I am so incredibly blessed to have a husband who tells me many times a day that he loves me. Many times a day, he’ll just look over at me say, “You’re so pretty. How are you so pretty?” Or “I love just looking at you.” I mean, I’m no supermodel. And he usually says it when my hair’s still wet from the shower or a mess from bed. But when I get ready for the day and walk out–which I do most days even when I’m staying home to work, he’ll comment on that too. He’ll tell me how nice I look, how beautiful I am, how lucky he is.

And when I return the sentiments, this man I love so much will sometimes say, “I don’t know why. I mean, everyone should love you. I don’t know why you love me.” It’s become part of the dialogue, part of the script, part of the game. And over the years, my answer has changed. Sometimes it’s teasing, sometimes it’s ooey-gooey. But lately…lately I’ve settled on what I deem the truth. “I love you because you’re you. I love you because you’re my hunny.”

That’s what love is. We don’t just love the things someone does, the words they say, the way they look. We love them. And when we love the core of a person–the place from which all those other things flow–that’s when love roots deep. When it gets at the kind of love God has for us. Our Lord doesn’t love us because we pray or sing or come to church. He loves us. First. Because we are His. Because we are us. And then all those other things…those rise up and overflow from that love. Because He loves us, we learn how to love Him. And when we love Him–not for the things He does or the Words He says, or the way He appears, but for who He is…then our faith becomes unshakable too. Because our faith is just our love for Him.

I certainly didn’t love my babies because they’d done anything right or were great people the moment they were born. I loved them before they were ever even put in my arms because they were them. I didn’t know who that was yet. But I knew they were. And they were mine. Just like David. Just like the family I was born into. Just like my Lord.

On Valentine’s Day, we might give a gift to our special someone (or even many special someones, if you have kids!). We might plan a nice dinner or put on nice clothes. We might try to look our best for them. But if that doesn’t happen this year, you know what? It’s important to remember that those things aren’t part of the why.

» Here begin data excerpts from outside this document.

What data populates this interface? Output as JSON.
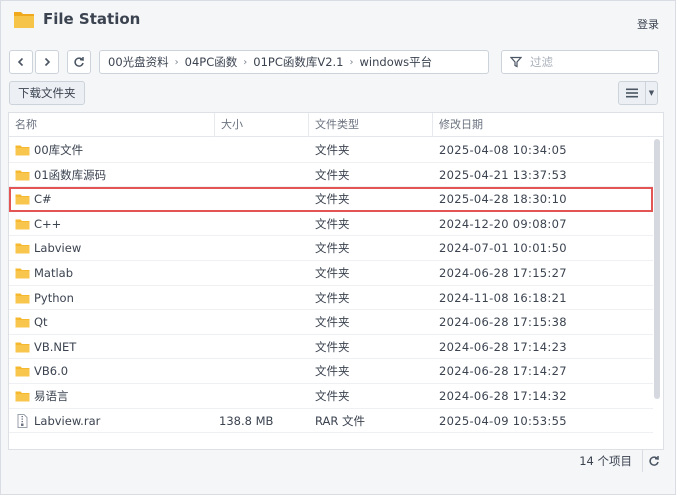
{
  "app": {
    "title": "File Station",
    "login_label": "登录"
  },
  "toolbar": {
    "back_icon": "chevron-left-icon",
    "forward_icon": "chevron-right-icon",
    "refresh_icon": "refresh-icon",
    "breadcrumb": [
      "00光盘资料",
      "04PC函数",
      "01PC函数库V2.1",
      "windows平台"
    ],
    "filter_placeholder": "过滤",
    "download_label": "下载文件夹",
    "view_icon": "list-view-icon"
  },
  "table": {
    "columns": [
      "名称",
      "大小",
      "文件类型",
      "修改日期"
    ],
    "rows": [
      {
        "name": "00库文件",
        "size": "",
        "type": "文件夹",
        "date": "2025-04-08 10:34:05",
        "icon": "folder-icon"
      },
      {
        "name": "01函数库源码",
        "size": "",
        "type": "文件夹",
        "date": "2025-04-21 13:37:53",
        "icon": "folder-icon"
      },
      {
        "name": "C#",
        "size": "",
        "type": "文件夹",
        "date": "2025-04-28 18:30:10",
        "icon": "folder-icon",
        "selected": true
      },
      {
        "name": "C++",
        "size": "",
        "type": "文件夹",
        "date": "2024-12-20 09:08:07",
        "icon": "folder-icon"
      },
      {
        "name": "Labview",
        "size": "",
        "type": "文件夹",
        "date": "2024-07-01 10:01:50",
        "icon": "folder-icon"
      },
      {
        "name": "Matlab",
        "size": "",
        "type": "文件夹",
        "date": "2024-06-28 17:15:27",
        "icon": "folder-icon"
      },
      {
        "name": "Python",
        "size": "",
        "type": "文件夹",
        "date": "2024-11-08 16:18:21",
        "icon": "folder-icon"
      },
      {
        "name": "Qt",
        "size": "",
        "type": "文件夹",
        "date": "2024-06-28 17:15:38",
        "icon": "folder-icon"
      },
      {
        "name": "VB.NET",
        "size": "",
        "type": "文件夹",
        "date": "2024-06-28 17:14:23",
        "icon": "folder-icon"
      },
      {
        "name": "VB6.0",
        "size": "",
        "type": "文件夹",
        "date": "2024-06-28 17:14:27",
        "icon": "folder-icon"
      },
      {
        "name": "易语言",
        "size": "",
        "type": "文件夹",
        "date": "2024-06-28 17:14:32",
        "icon": "folder-icon"
      },
      {
        "name": "Labview.rar",
        "size": "138.8 MB",
        "type": "RAR 文件",
        "date": "2025-04-09 10:53:55",
        "icon": "archive-file-icon"
      }
    ]
  },
  "status": {
    "item_count": "14 个项目",
    "refresh_icon": "refresh-icon"
  },
  "colors": {
    "folder": "#f5b82e",
    "selection_outline": "#e35454",
    "accent": "#3b4350"
  }
}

We don’t love people because they take us out to dinner. We don’t love them because they remember to buy cards. We love them because they’re them. We love them because we can trust them to love us for being us. All those outward things…yes, they can be an indicator of that soul-deep love. But they’re not always. They don’t have to be. People can take all the right actions and not have the right heart. People can have the right heart and not know the actions you want them to take.

Today, this month, this year, let’s not focus on the why. Not in our own lives, and not in other people’s. Let’s not ask why they love the people they do. Let’s praise God for the beauty of love that exists without reason. Love that exists because we do. Love that provides the strength, provides the goodness, provides the words and actions.

Let’s smile, because we know that the answer that may sound like a cop-out is actually the truest answer of all. Why do I love you? Because you are you.